Ashes and Ruins begins in the home of an affluent Jewish German family in 1935. The protagonist, Clara, came from a large and very wealthy family, and her eight siblings have relocated to countries all over the world. Clara herself is a concert-level pianist and violinist who has never had to do any housework until the Nazis put the net over Jewish lives and, one by one, they are stripped of all their accustomed privileges.
Clara’s father arranges her marriage, and never knows how badly his daughter is treated. The husband brings his cousin to live with them, claiming it’s to help Clara with the work after the birth of their third child but really as his mistress. It is a long and miserable marriage for Clara; but when her husband suffers a sudden death, she finds the backbone she’d hidden for years and finally takes matters into her own hands.

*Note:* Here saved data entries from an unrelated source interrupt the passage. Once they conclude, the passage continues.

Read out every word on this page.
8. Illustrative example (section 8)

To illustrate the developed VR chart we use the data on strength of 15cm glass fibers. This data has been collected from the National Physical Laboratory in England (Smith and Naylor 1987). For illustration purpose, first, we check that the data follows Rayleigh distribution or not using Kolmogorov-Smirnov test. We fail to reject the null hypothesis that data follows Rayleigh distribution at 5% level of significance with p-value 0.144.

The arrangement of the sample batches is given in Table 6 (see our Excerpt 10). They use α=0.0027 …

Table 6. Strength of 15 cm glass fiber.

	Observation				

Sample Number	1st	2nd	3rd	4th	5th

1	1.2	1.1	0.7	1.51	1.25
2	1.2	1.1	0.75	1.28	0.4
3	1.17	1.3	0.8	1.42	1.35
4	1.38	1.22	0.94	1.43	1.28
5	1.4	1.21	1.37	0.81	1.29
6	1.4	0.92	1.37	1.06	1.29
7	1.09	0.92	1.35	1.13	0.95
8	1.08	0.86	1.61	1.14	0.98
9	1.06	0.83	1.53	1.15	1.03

In order to avoid the atrocities toward Jews in Germany, Clara’s oldest son immigrates to the United States; and later, her daughter Edith immigrates to England. While there, Edith marries and has a baby, and later brings her husband and baby to visit her mother. Clara is respectful to her new son-in-law and over-the-moon in love with her grandbaby.

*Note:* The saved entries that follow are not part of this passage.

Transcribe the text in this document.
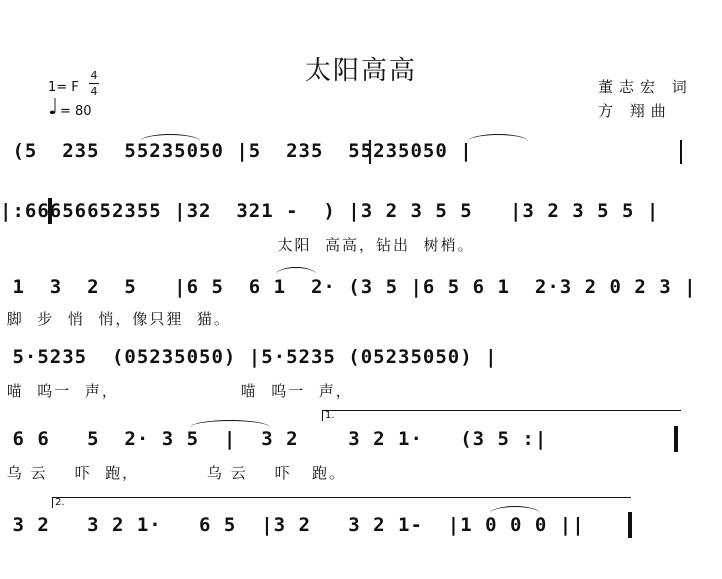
太阳高高
董志宏 词
方 翔曲
1= F
4
4
♩ = 80
(5  235  55235050 |5  235  55235050 |
|:66656652355 |32  321 -  ) |3 2 3 5 5   |3 2 3 5 5 |
太阳  高高，钻出  树梢。
1  3  2  5   |6 5  6 1  2· (3 5 |6 5 6 1  2·3 2 0 2 3 |
脚  步  悄  悄，像只狸  猫。
5·5235  (05235050) |5·5235 (05235050) |
喵  呜一  声，                  喵  呜一  声，
1.
6 6   5  2· 3 5  |  3 2    3 2 1·   (3 5 :|
乌 云    吓  跑，          乌 云    吓   跑。
2.
3 2   3 2 1·   6 5  |3 2   3 2 1-  |1 0 0 0 ||
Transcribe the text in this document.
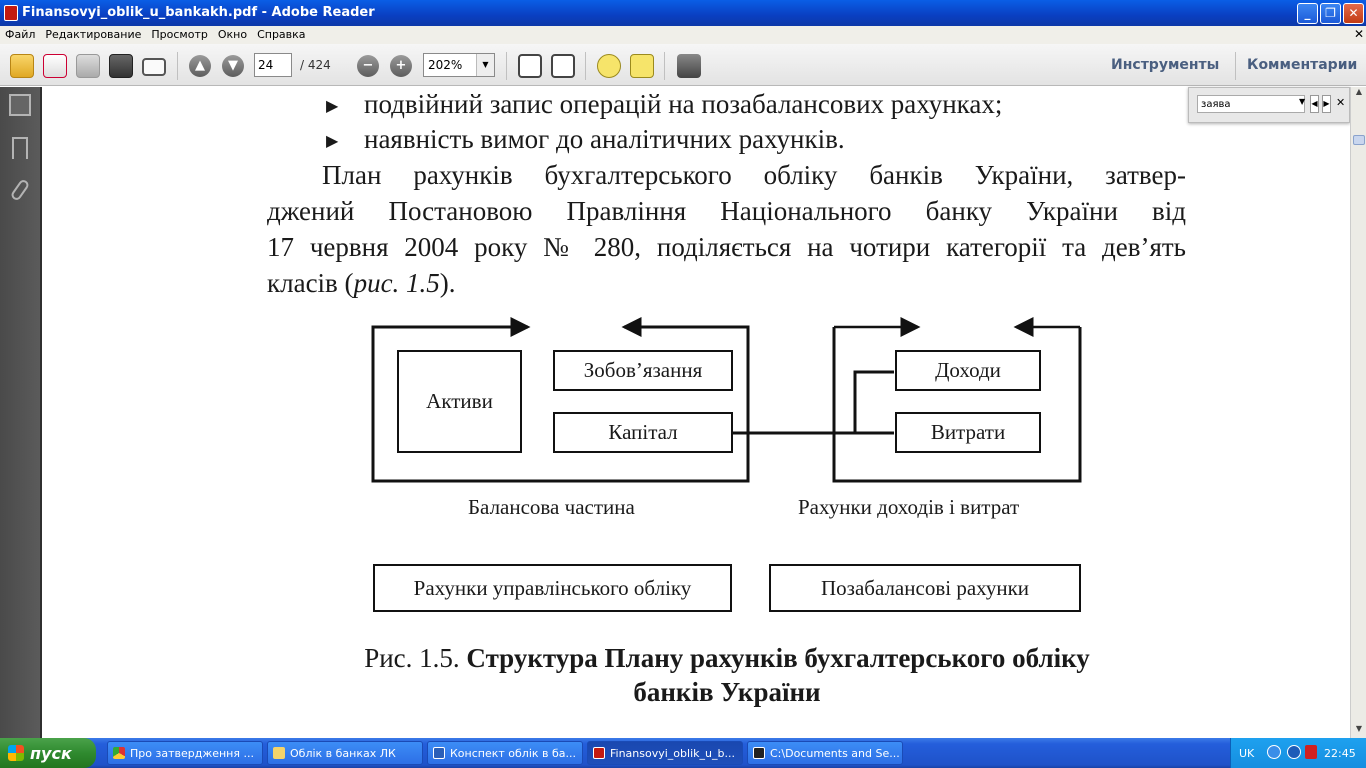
Finansovyi_oblik_u_bankakh.pdf - Adobe Reader	_	❐	✕
Файл Редактирование Просмотр Окно Справка	✕
▲	▼	−	+
24
/ 424	202%	▼	Инструменты Комментарии
▶ подвійний запис операцій на позабалансових рахунках;
▶ наявність вимог до аналітичних рахунків.
План рахунків бухгалтерського обліку банків України, затвер-
джений Постановою Правління Національного банку України від
17 червня 2004 року № 280, поділяється на чотири категорії та дев’ять
класів (рис. 1.5).
Активи
Зобов’язання
Капітал
Доходи
Витрати
Балансова частина	Рахунки доходів і витрат
Рахунки управлінського обліку	Позабалансові рахунки
Рис. 1.5. Структура Плану рахунків бухгалтерського обліку
банків України
заява
▼ ◀ ▶ ✕
▲
▼
пуск	Про затвердження ...	Облік в банках ЛК	Конспект облік в ба...	Finansovyi_oblik_u_b...	C:\Documents and Se...	UK	22:45
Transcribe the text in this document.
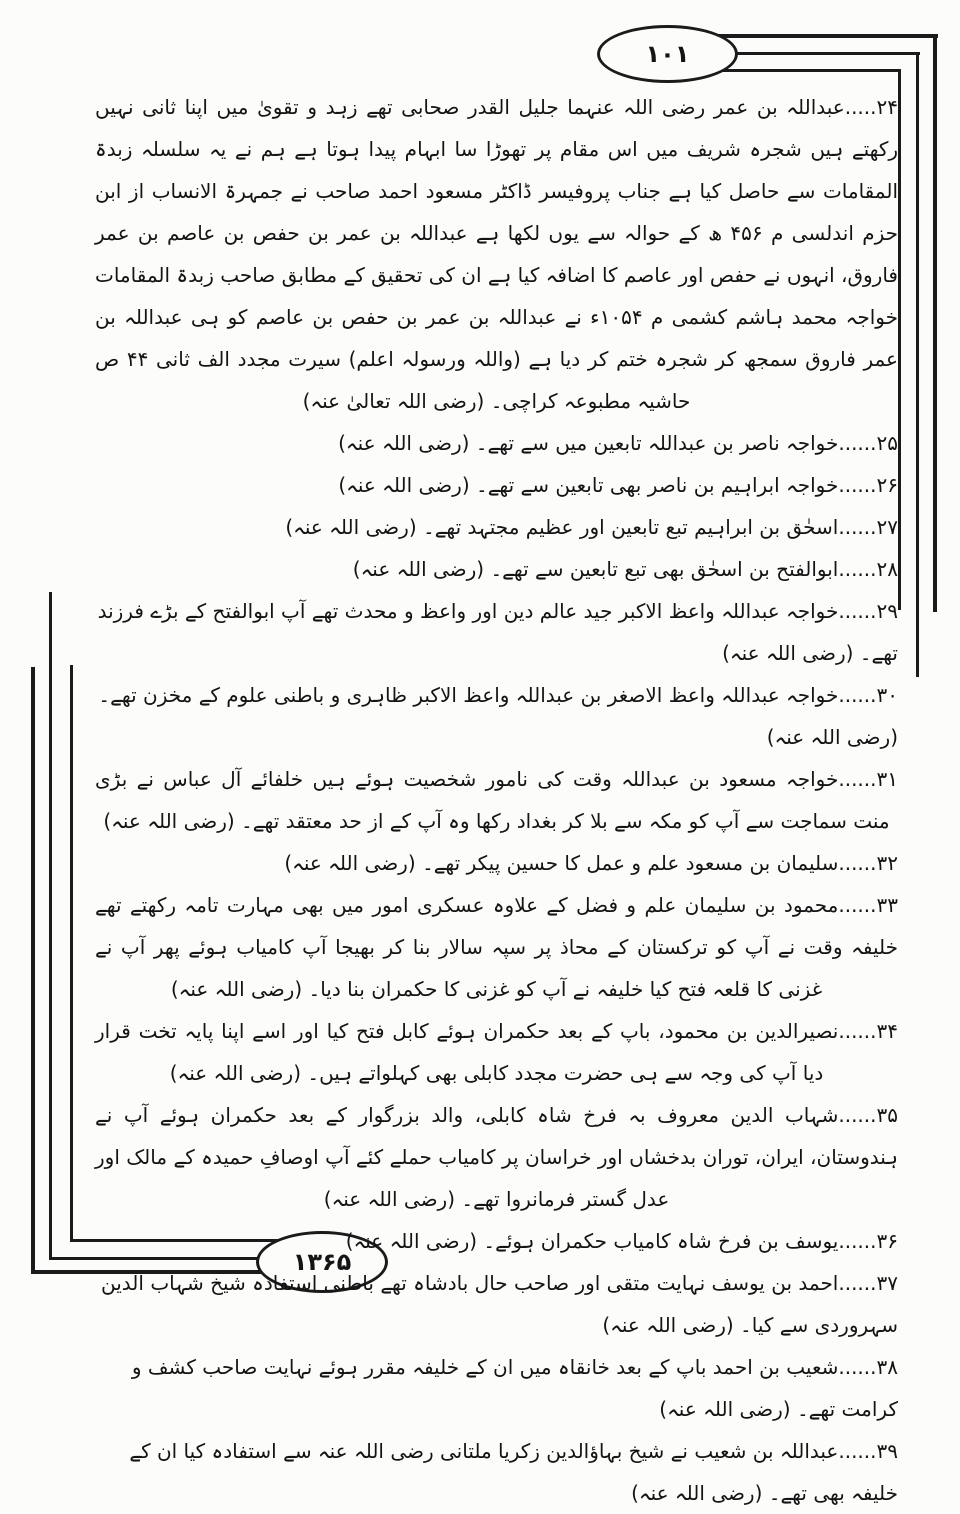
۱۰۱
۱۳۶۵

۲۴.....عبداللہ بن عمر رضی اللہ عنہما جلیل القدر صحابی تھے زہد و تقویٰ میں اپنا ثانی نہیں رکھتے ہیں شجرہ شریف میں اس مقام پر تھوڑا سا ابہام پیدا ہوتا ہے ہم نے یہ سلسلہ زبدۃ المقامات سے حاصل کیا ہے جناب پروفیسر ڈاکٹر مسعود احمد صاحب نے جمہرۃ الانساب از ابن حزم اندلسی م ۴۵۶ ھ کے حوالہ سے یوں لکھا ہے عبداللہ بن عمر بن حفص بن عاصم بن عمر فاروق، انہوں نے حفص اور عاصم کا اضافہ کیا ہے ان کی تحقیق کے مطابق صاحب زبدۃ المقامات خواجہ محمد ہاشم کشمی م ۱۰۵۴ء نے عبداللہ بن عمر بن حفص بن عاصم کو ہی عبداللہ بن عمر فاروق سمجھ کر شجرہ ختم کر دیا ہے (واللہ ورسولہ اعلم) سیرت مجدد الف ثانی ۴۴ ص حاشیہ مطبوعہ کراچی۔ (رضی اللہ تعالیٰ عنہ)

۲۵......خواجہ ناصر بن عبداللہ تابعین میں سے تھے۔ (رضی اللہ عنہ)

۲۶......خواجہ ابراہیم بن ناصر بھی تابعین سے تھے۔ (رضی اللہ عنہ)

۲۷......اسحٰق بن ابراہیم تبع تابعین اور عظیم مجتہد تھے۔ (رضی اللہ عنہ)

۲۸......ابوالفتح بن اسحٰق بھی تبع تابعین سے تھے۔ (رضی اللہ عنہ)

۲۹......خواجہ عبداللہ واعظ الاکبر جید عالم دین اور واعظ و محدث تھے آپ ابوالفتح کے بڑے فرزند تھے۔ (رضی اللہ عنہ)

۳۰......خواجہ عبداللہ واعظ الاصغر بن عبداللہ واعظ الاکبر ظاہری و باطنی علوم کے مخزن تھے۔ (رضی اللہ عنہ)

۳۱......خواجہ مسعود بن عبداللہ وقت کی نامور شخصیت ہوئے ہیں خلفائے آل عباس نے بڑی منت سماجت سے آپ کو مکہ سے بلا کر بغداد رکھا وہ آپ کے از حد معتقد تھے۔ (رضی اللہ عنہ)

۳۲......سلیمان بن مسعود علم و عمل کا حسین پیکر تھے۔ (رضی اللہ عنہ)

۳۳......محمود بن سلیمان علم و فضل کے علاوہ عسکری امور میں بھی مہارت تامہ رکھتے تھے خلیفہ وقت نے آپ کو ترکستان کے محاذ پر سپہ سالار بنا کر بھیجا آپ کامیاب ہوئے پھر آپ نے غزنی کا قلعہ فتح کیا خلیفہ نے آپ کو غزنی کا حکمران بنا دیا۔ (رضی اللہ عنہ)

۳۴......نصیرالدین بن محمود، باپ کے بعد حکمران ہوئے کابل فتح کیا اور اسے اپنا پایہ تخت قرار دیا آپ کی وجہ سے ہی حضرت مجدد کابلی بھی کہلواتے ہیں۔ (رضی اللہ عنہ)

۳۵......شہاب الدین معروف بہ فرخ شاہ کابلی، والد بزرگوار کے بعد حکمران ہوئے آپ نے ہندوستان، ایران، توران بدخشاں اور خراسان پر کامیاب حملے کئے آپ اوصافِ حمیدہ کے مالک اور عدل گستر فرمانروا تھے۔ (رضی اللہ عنہ)

۳۶......یوسف بن فرخ شاہ کامیاب حکمران ہوئے۔ (رضی اللہ عنہ)

۳۷......احمد بن یوسف نہایت متقی اور صاحب حال بادشاہ تھے باطنی استفادہ شیخ شہاب الدین سہروردی سے کیا۔ (رضی اللہ عنہ)

۳۸......شعیب بن احمد باپ کے بعد خانقاہ میں ان کے خلیفہ مقرر ہوئے نہایت صاحب کشف و کرامت تھے۔ (رضی اللہ عنہ)

۳۹......عبداللہ بن شعیب نے شیخ بہاؤالدین زکریا ملتانی رضی اللہ عنہ سے استفادہ کیا ان کے خلیفہ بھی تھے۔ (رضی اللہ عنہ)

Upon leaving, with her husband and baby waiting in the cab, Edith hastily returns to the door, hugs her mother and makes a request. She wants Clara to find and destroy the letters she saved from her first love, which she hid in the attic before immigrating to England. Edith fears that if they were to fall into Nazi hands, Charlie would be arrested and killed.

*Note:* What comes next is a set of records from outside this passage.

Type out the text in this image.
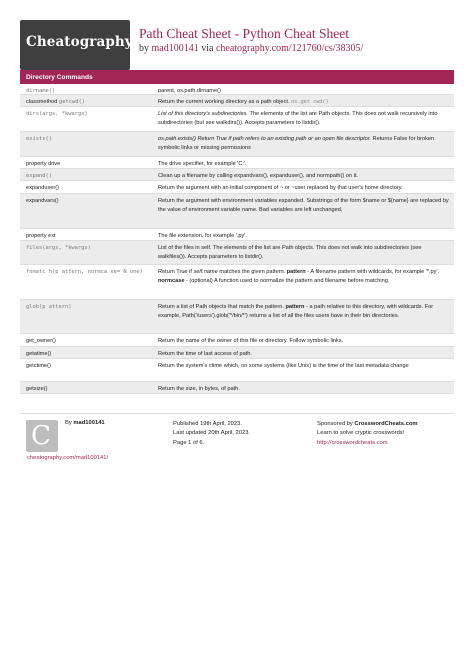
Cheatography
Path Cheat Sheet - Python Cheat Sheet
by mad100141 via cheatography.com/121760/cs/38305/
Directory Commands
dirname()	parent, os.path.dirname()
classmethod getcwd()	Return the current working directory as a path object. os.get cwd()
dirs(args, *kwargs)	List of this directory's subdirectories. The elements of the list are Path objects. This does not walk recursively into subdirectories (but see walkdirs()). Accepts parameters to listdir().
exists()	os.path.exists() Return True if path refers to an existing path or an open file descriptor. Returns False for broken symbolic links or missing permissions
property drive	The drive specifier, for example 'C:'.
expand()	Clean up a filename by calling expandvars(), expanduser(), and normpath() on it.
expanduser()	Return the argument with an initial component of ~ or ~user replaced by that user's home directory.
expandvars()	Return the argument with environment variables expanded. Substrings of the form $name or ${name} are replaced by the value of environment variable name. Bad variables are left unchanged.
property ext	The file extension, for example '.py'.
files(args, *kwargs)	List of the files in self. The elements of the list are Path objects. This does not walk into subdirectories (see walkfiles()). Accepts parameters to listdir().
fnmatc h(p attern, normca se= N one)	Return True if self.name matches the given pattern. pattern - A filename pattern with wildcards, for example '*.py'. normcase - (optional) A function used to normalize the pattern and filename before matching.
glob(p attern)	Return a list of Path objects that match the pattern. pattern - a path relative to this directory, with wildcards. For example, Path('/users').glob('*/bin/*') returns a list of all the files users have in their bin directories.
get_owner()	Return the name of the owner of this file or directory. Follow symbolic links.
getatime()	Return the time of last access of path.
getctime()	Return the system's ctime which, on some systems (like Unix) is the time of the last metadata change
getsize()	Return the size, in bytes, of path.
C By mad100141	Published 19th April, 2023.
Last updated 20th April, 2023.
Page 1 of 6.
Sponsored by CrosswordCheats.com
Learn to solve cryptic crosswords!
http://crosswordcheats.com
cheatography.com/mad100141/
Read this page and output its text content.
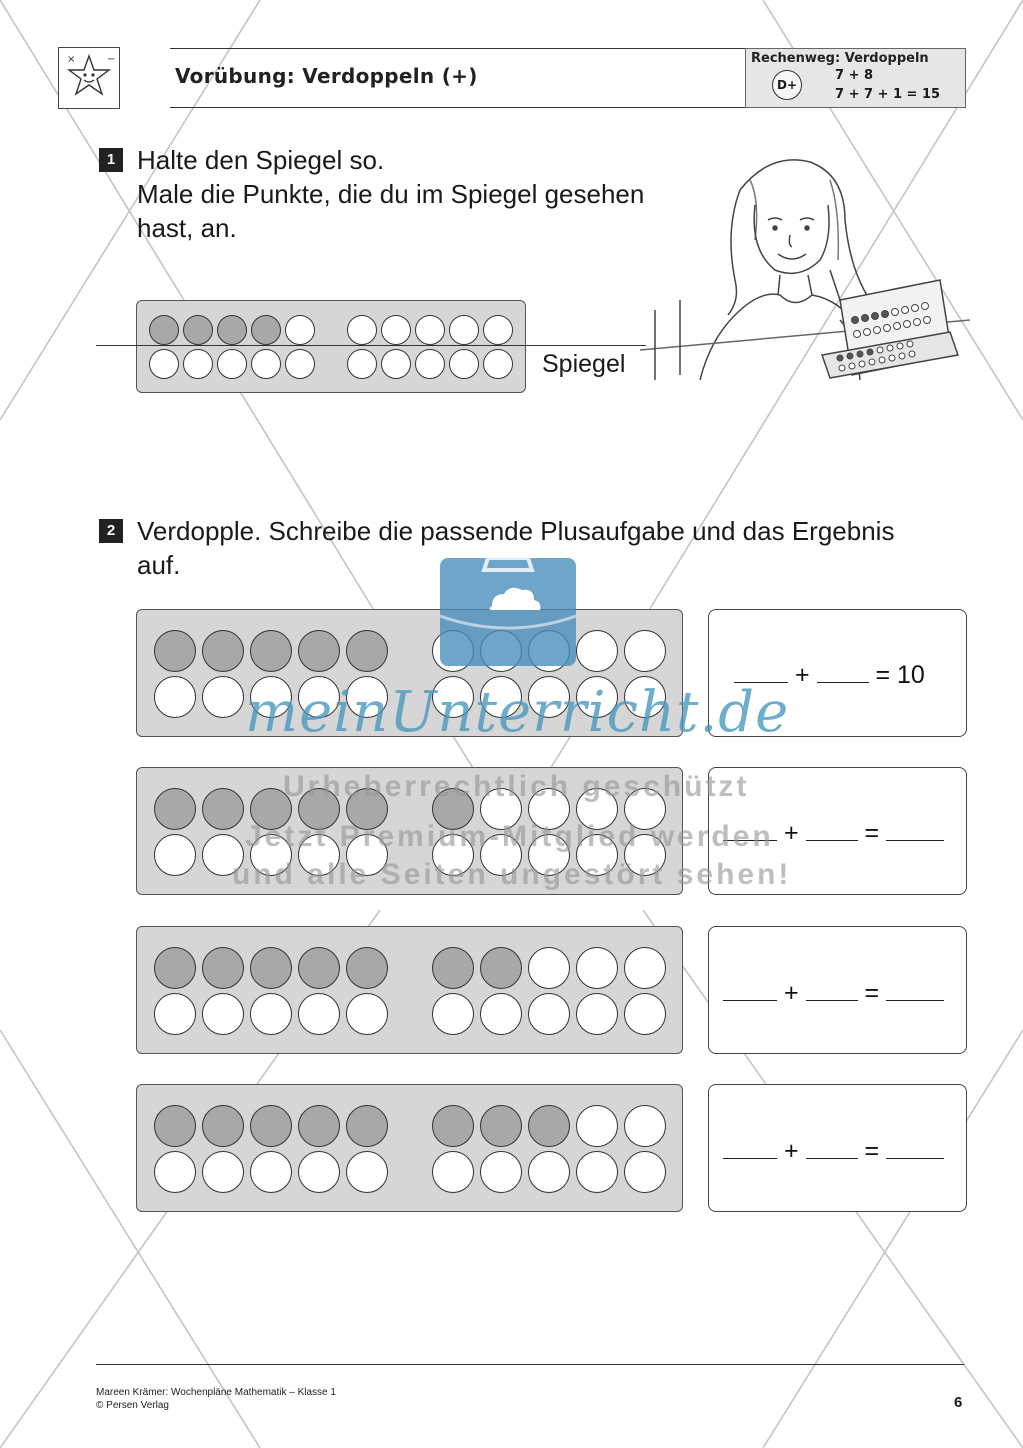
×	−
Vorübung: Verdoppeln (+)
Rechenweg: Verdoppeln
D+
7 + 8
7 + 7 + 1 = 15
1 Halte den Spiegel so.
Male die Punkte, die du im Spiegel gesehen
hast, an.
Spiegel
2 Verdopple. Schreibe die passende Plusaufgabe und das Ergebnis
auf.
+	= 10
+	=
+	=
+	=
meinUnterricht.de
Urheberrechtlich geschützt
Jetzt Premium-Mitglied werden
und alle Seiten ungestört sehen!
Mareen Krämer: Wochenpläne Mathematik – Klasse 1
© Persen Verlag	6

Clara finds the box her daughter described and inside are not only a stack of blue letters neatly tied together with a blue ribbon but also a diary. She spends the next several days by the fire reading her daughter’s diary and feeling that she is meeting her own daughter for the first time. She’d never met the man of her daughter’s young years, and squirms at some of the letters. The intensity of their young love was something Clara never experienced.
Meanwhile, Clara’s young teenage son remains in Germany, but seldom leaves their house. He no longer goes to school because of the Nazi brownshirts have turned all his lifelong friends against hm. He awaits immigration papers for England and the reader wonders if they will arrive before the Nazis find him.
But we are more worried for Clara as the curtain drops in Germany, with good reason. Her relationship with Edith could help her—or break her.
This is an extremely well-researched and written story. The character’s flaws make them more real. I highly recommend Ashes and Ruins. It’s one of the best novels I’ve read about that time period in Germany and England.